Linear viscoelasticity and structure of polypropylene-montmorillonite nanocomposites

Abstract

Polypropylene (PP)/clay composites were prepared by melt mixing in a thermoplastic mixer using a polypropylene grafted with maleic anhydride (PPg) as the compatibilizer. Concentrations of an organophilic montmorillonite (MMT) between 2 and 15 wt% and concentration ratios of PPg/clay between 1:3 and 3:1 were employed to investigate the relationship between the structural characteristics of the hybrids and their rheological properties. The structure was analyzed with electron microscopy, X-ray diffraction and melt rheology. Thermogravimetric analysis and infrared spectroscopy were also used. The clay interlayer spacing increases after mixing with PP while the addition of PPg only facilitates the partial exfoliation of the clay platelets without changing that spacing. When clay loadings of 8 wt% or larger were used, an important fraction of the original clay particles was found to remain unmodified.
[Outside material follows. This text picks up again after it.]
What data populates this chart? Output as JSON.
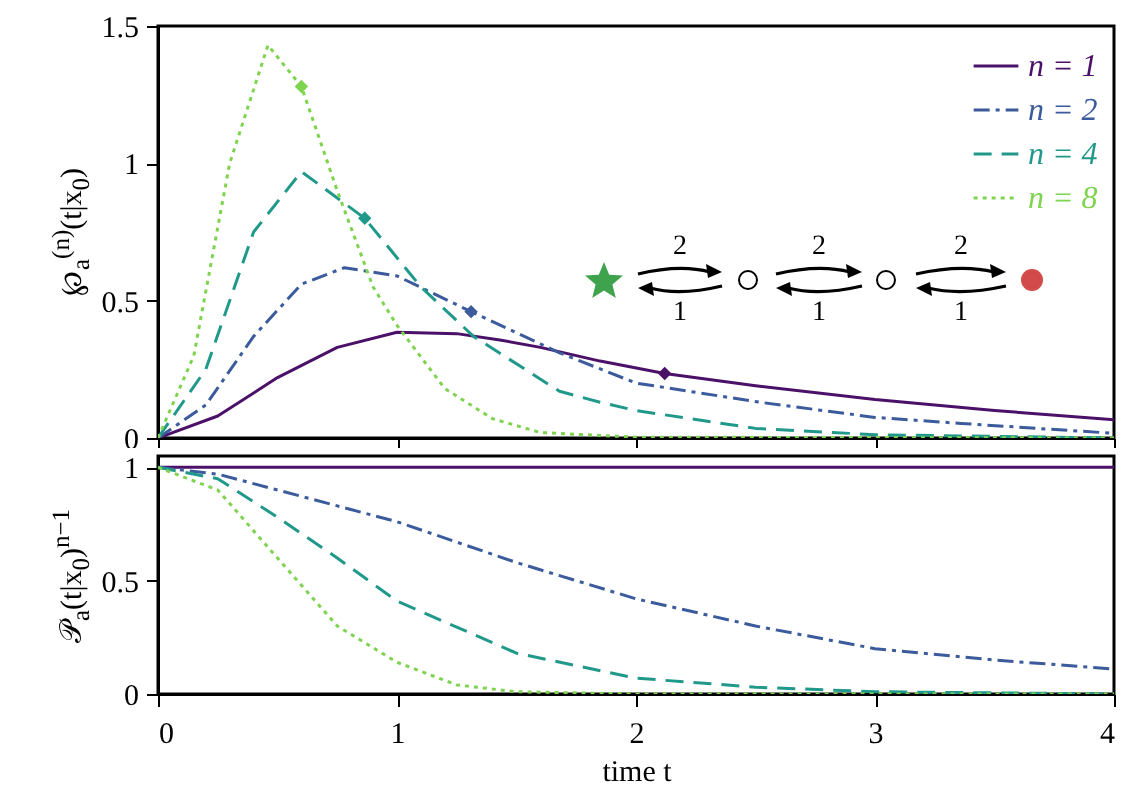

The dynamic moduli show little effect of the presence of the inorganic material when no compatibilizer is added or the amount of PPg or clay is too small. As the extent of exfoliation increases, the linear viscoelastic behavior of the composites gradually changes with time while in the molten state, mainly at low frequencies. Evidence of solid-like behavior appears as the concentration of clay increases, for a given PPg/clay or PP/PPg concentration, or as the PPg concentration increases (for a given clay concentration). The concentrations of PPg and clay that induce percolation were observed to have an inverse relation. Evidence of regions with large concentration of MMT was obtained in the annealed samples of composites with solid-like rheological behavior. Additionally, infrared spectra of these materials suggest the simultaneous occurrence of chemical reactions between the PPg and the surfactant or products derived from its thermal decomposition during the annealing process.